Michael’s Musings: Miles to Go Before I Sleep

Episode Two: Miles to Go Before I Sleep

 

Whose woods these are I think I know.

His house is in the village though;

He will not see me stopping here

To watch his woods fill up with snow.

 

My little horse must think it queer

To stop without a farmhouse near

Between the woods and frozen lake

The darkest evening of the year.

 

He gives his harness bells a shake

To ask if there is some mistake.

The only other sound’s the sweep

Of easy wind and downy flake.

 

The woods are lovely, dark and deep,

But I have promises to keep,

And miles to go before I sleep,

And miles to go before I sleep.

 

  • Stopping by Woods on a Snowy Evening

 

No one evokes loneliness quite like fêted backwoods poet, Robert Frost. No one better captures the ambivalence of nature toward mankind’s agenda or his fraught inner life.  His vernacular is simple, his images direct. His meter aspires to what critic Randall Jarrell lauds as “the rhythms of actual speech.” Such a snowcapped mountain on the American literary landscape is this rustic sage from Vermont that we often carry snatches of his verse in our heads, unaware of their pedigree. Do we not all think of “The Road Not Taken,” when contemplating life’s crucial intersections?

 

Like many great popular poets, beneath the sonorous lilt and “accessibility” of his work lodges a hard chestnut of hidden meaning. What may read superficially as an enchanting pastoral ode to rural New England abounds upon closer inspection with some of the most haunting allusions to death in the language.
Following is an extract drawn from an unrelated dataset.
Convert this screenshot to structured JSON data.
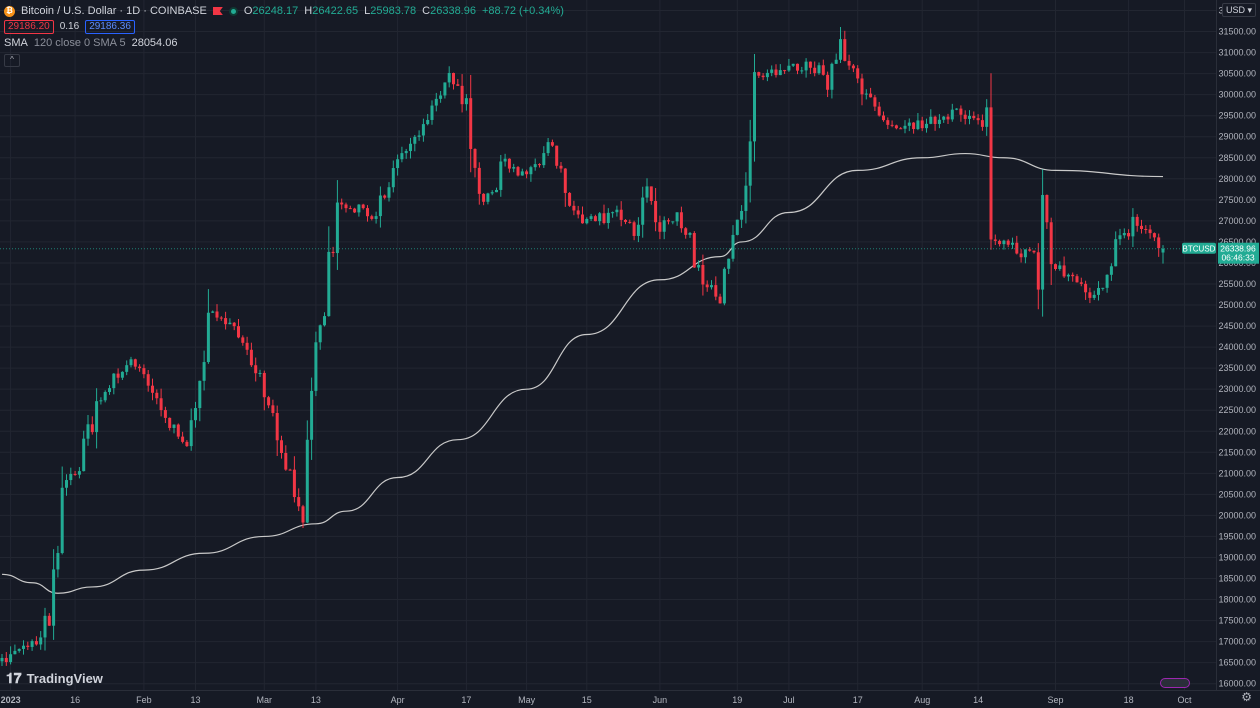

In the poem from which this episode’s title comes, who can deny that the narrator’s implied reluctance to turn away from woods “lovely, dark and deep,” despite having “promises to keep,” bares the chilling cognitive music of one longing for death? And while there are as many ways to unpack a poem as there are readers to unpack it, the poet himself once said, “a poem begins with a lump in the throat, a sense of wrong, a homesickness, a lovesickness.” Clearly, between the woods and the frozen lake, a great deal more is going on than word painting.

 

Frost was on intimate terms with loss.  The family grave marker in Bennington Old Cemetery reads like a roll sheet of untimely passing. His father died of tuberculosis when Robert was only eleven. Cancer claimed his mother not fifteen years later. His sister perished miserably in a mental institution. Of the six children born to Frost by wife Elinor – who herself succumbed to breast cancer in 1938 – only two survived him.

 

So for all that his style blends traditional forms with more modernist conceits, the age-old thorn of mortality drives his vision. The titles alone of certain poems attest to this: “Home Burial,” “An Old Man’s Winter Night,” “To Earthward,” “Acquainted with the Night.” Frost was obsessed with death, the meaning of grief and our prospects in a cold, unfeeling universe.

 

Though I find nowhere in his oeuvre an explicit reference to the supernatural, save  “The Witch of Coös,” I don’t think it unduly eccentric to suggest his overarching project bears much in common with the function of a good, hearth-side ghost story.  The very idea of ghosts underwrites our contract with life and reminds us achingly of the hoped-for miles ahead before sleep.

 

“He said the dead had souls, but when I asked him / How could that be – I thought the dead were souls, / He broke my trance. Don’t that make you suspicious / That there’s something the dead are keeping back? / Yes, there’s something the dead are keeping back.”

 

  • From “The Witch of Coös.” 1922

 

Death is the Big Fear. The one all other fears reduce to. We’re hardwired to see every threat in terms of how it weakens our inevitably tenuous grip on life, metaphorical or otherwise. Even fear of rejection is at base a potent throwback to our ancient instinctive certainty that expulsion from the tribe spells annihilation in dark woods. When I feel a surge of anxiety at the thought of public speaking, it’s because my overworked amygdala – that factory of panic – cannot distinguish between the threat of death and the countless metaphors we deploy to help cope with it. That’s irony for you. The clever veil in which we shroud death becomes, by association, as strong a trigger as the real thing.

 

Enter the ghost, who, like the plaintive jangle of harness bells amid the woods’ airy silence, gives us a sharp, wakeful reminder of what we must do. For these dark and lovely woods are an almost irresistible summons to oblivion, the promises our frayed ties to a life – or afterlife – we feel obligated to honor for fear of the alternative.